Real-time Action Recognition with Enhanced Motion Vector CNNs
This addresses the need for efficient real-time action recognition in applications like surveillance or robotics, though it is incremental as it builds on the two-stream architecture.
The paper tackled the computational bottleneck of optical flow in real-time action recognition by replacing it with motion vectors from compressed videos, achieving comparable performance to state-of-the-art methods while processing 390.7 frames per second, which is 27 times faster.
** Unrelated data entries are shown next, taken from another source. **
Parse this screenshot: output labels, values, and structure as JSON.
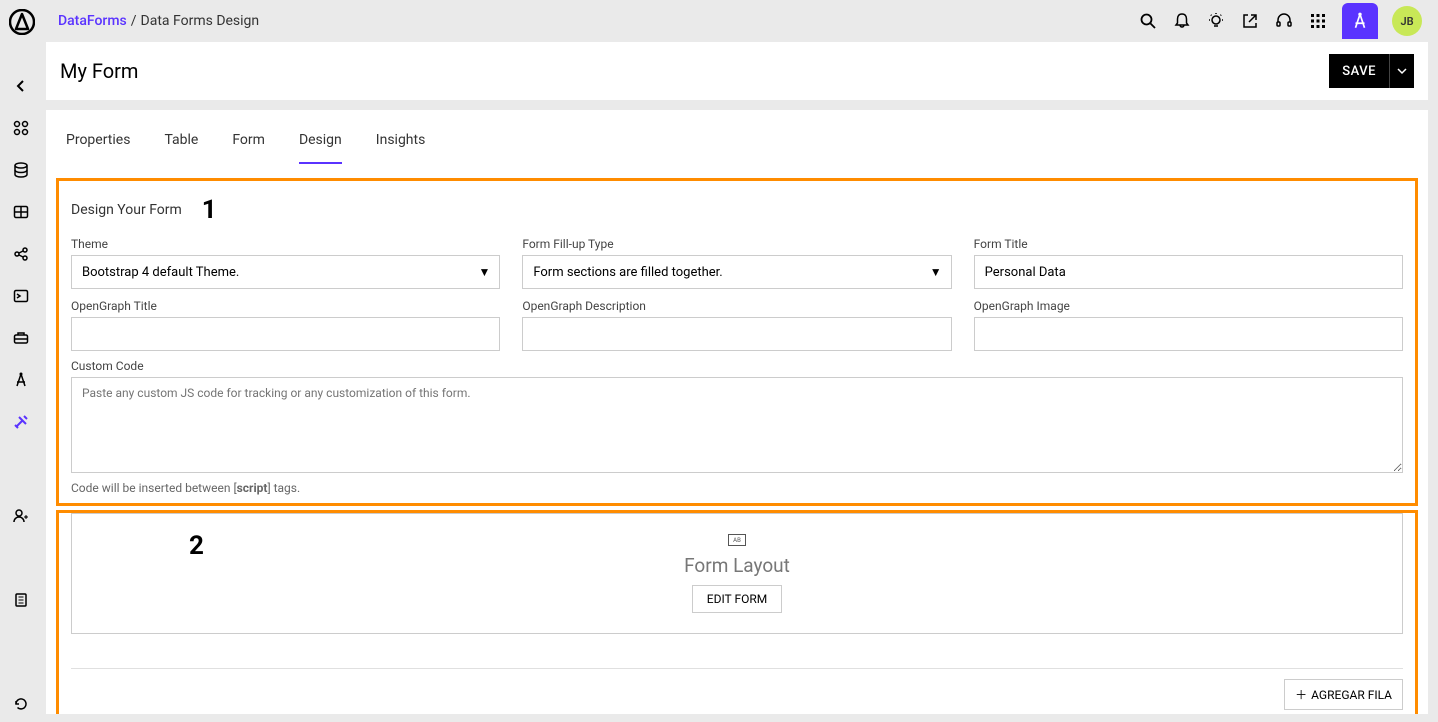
{
  "breadcrumb": {
    "parent": "DataForms",
    "separator": " / ",
    "current": "Data Forms Design"
  },
  "avatar": "JB",
  "page_title": "My Form",
  "save_label": "SAVE",
  "tabs": [
    "Properties",
    "Table",
    "Form",
    "Design",
    "Insights"
  ],
  "design_section": {
    "title": "Design Your Form",
    "callout": "1",
    "theme": {
      "label": "Theme",
      "value": "Bootstrap 4 default Theme."
    },
    "fillup": {
      "label": "Form Fill-up Type",
      "value": "Form sections are filled together."
    },
    "form_title": {
      "label": "Form Title",
      "value": "Personal Data"
    },
    "og_title": {
      "label": "OpenGraph Title",
      "value": ""
    },
    "og_desc": {
      "label": "OpenGraph Description",
      "value": ""
    },
    "og_image": {
      "label": "OpenGraph Image",
      "value": ""
    },
    "custom_code": {
      "label": "Custom Code",
      "placeholder": "Paste any custom JS code for tracking or any customization of this form.",
      "hint_pre": "Code will be inserted between [",
      "hint_bold": "script",
      "hint_post": "] tags."
    }
  },
  "layout_section": {
    "callout": "2",
    "heading": "Form Layout",
    "edit_label": "EDIT FORM",
    "add_row_label": "AGREGAR FILA"
  }
}
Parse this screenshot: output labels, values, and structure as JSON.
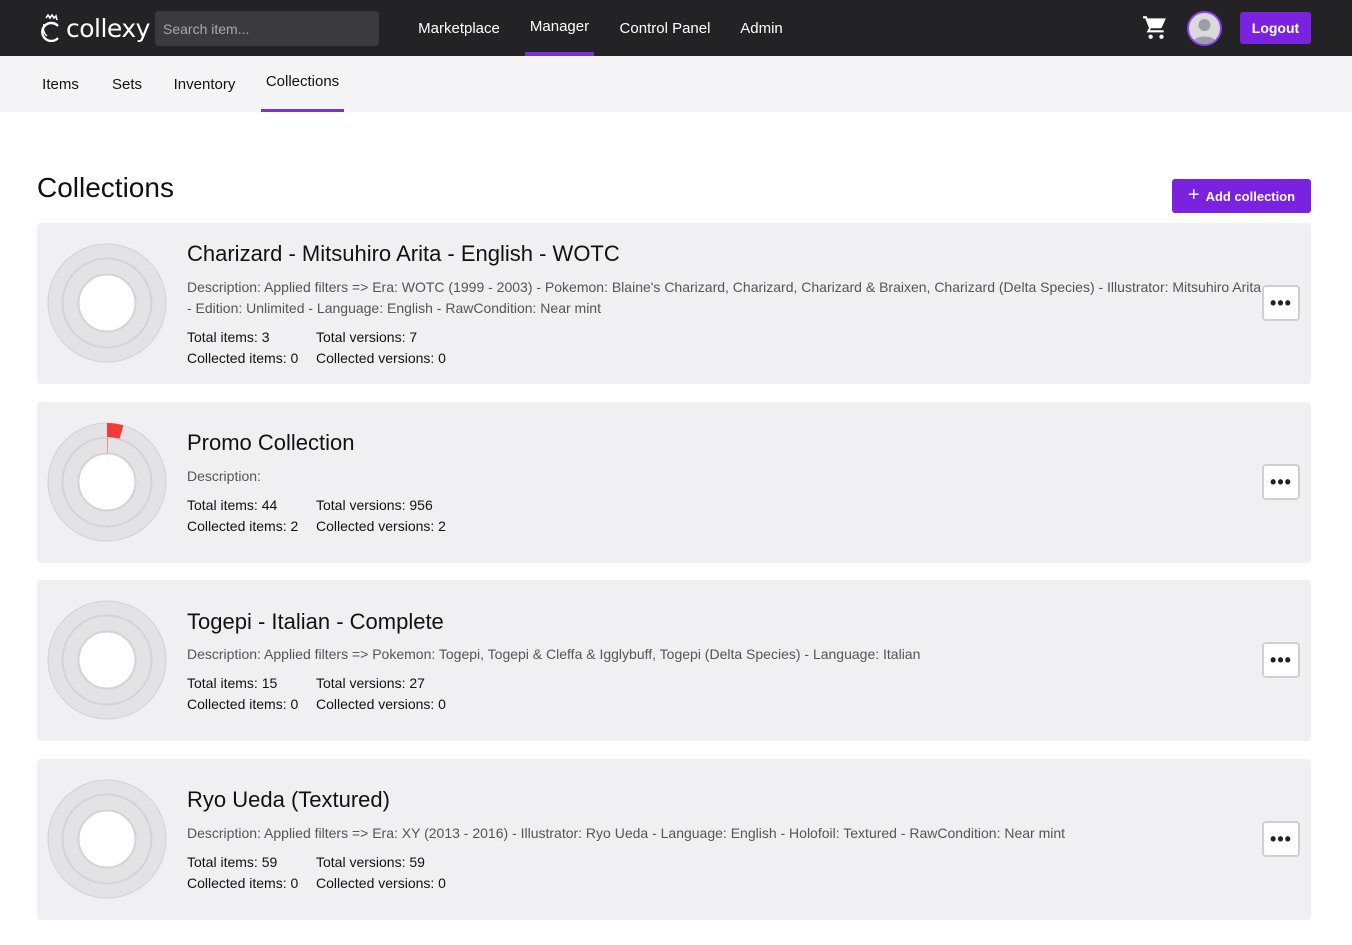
{
  "header": {
    "logo_text": "collexy",
    "search_placeholder": "Search item...",
    "nav": [
      {
        "label": "Marketplace",
        "active": false
      },
      {
        "label": "Manager",
        "active": true
      },
      {
        "label": "Control Panel",
        "active": false
      },
      {
        "label": "Admin",
        "active": false
      }
    ],
    "cart_icon": "cart-icon",
    "avatar_icon": "user-avatar-icon",
    "logout_label": "Logout"
  },
  "subnav": [
    {
      "label": "Items",
      "active": false
    },
    {
      "label": "Sets",
      "active": false
    },
    {
      "label": "Inventory",
      "active": false
    },
    {
      "label": "Collections",
      "active": true
    }
  ],
  "page": {
    "title": "Collections",
    "add_label": "Add collection"
  },
  "collections": [
    {
      "title": "Charizard - Mitsuhiro Arita - English - WOTC",
      "description": "Description: Applied filters => Era: WOTC (1999 - 2003) - Pokemon: Blaine's Charizard, Charizard, Charizard & Braixen, Charizard (Delta Species) - Illustrator: Mitsuhiro Arita - Edition: Unlimited - Language: English - RawCondition: Near mint",
      "total_items": "Total items: 3",
      "collected_items": "Collected items: 0",
      "total_versions": "Total versions: 7",
      "collected_versions": "Collected versions: 0",
      "items_fraction": 0,
      "versions_fraction": 0
    },
    {
      "title": "Promo Collection",
      "description": "Description:",
      "total_items": "Total items: 44",
      "collected_items": "Collected items: 2",
      "total_versions": "Total versions: 956",
      "collected_versions": "Collected versions: 2",
      "items_fraction": 0.045,
      "versions_fraction": 0.002
    },
    {
      "title": "Togepi - Italian - Complete",
      "description": "Description: Applied filters => Pokemon: Togepi, Togepi & Cleffa & Igglybuff, Togepi (Delta Species) - Language: Italian",
      "total_items": "Total items: 15",
      "collected_items": "Collected items: 0",
      "total_versions": "Total versions: 27",
      "collected_versions": "Collected versions: 0",
      "items_fraction": 0,
      "versions_fraction": 0
    },
    {
      "title": "Ryo Ueda (Textured)",
      "description": "Description: Applied filters => Era: XY (2013 - 2016) - Illustrator: Ryo Ueda - Language: English - Holofoil: Textured - RawCondition: Near mint",
      "total_items": "Total items: 59",
      "collected_items": "Collected items: 0",
      "total_versions": "Total versions: 59",
      "collected_versions": "Collected versions: 0",
      "items_fraction": 0,
      "versions_fraction": 0
    }
  ],
  "more_label": "•••",
  "colors": {
    "accent": "#7b22e0",
    "progress": "#f23a3a",
    "ring_track": "#e3e3e6"
  }
}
The deep two-stream architecture exhibited excellent performance on video based action recognition. The most computationally expensive step in this approach comes from the calculation of optical flow which prevents it to be real-time. This paper accelerates this architecture by replacing optical flow with motion vector which can be obtained directly from compressed videos without extra calculation. However, motion vector lacks fine structures, and contains noisy and inaccurate motion patterns, leading to the evident degradation of recognition performance. Our key insight for relieving this problem is that optical flow and motion vector are inherent correlated. Transferring the knowledge learned with optical flow CNN to motion vector CNN can significantly boost the performance of the latter. Specifically, we introduce three strategies for this, initialization transfer, supervision transfer and their combination. Experimental results show that our method achieves comparable recognition performance to the state-of-the-art, while our method can process 390.7 frames per second, which is 27 times faster than the original two-stream method.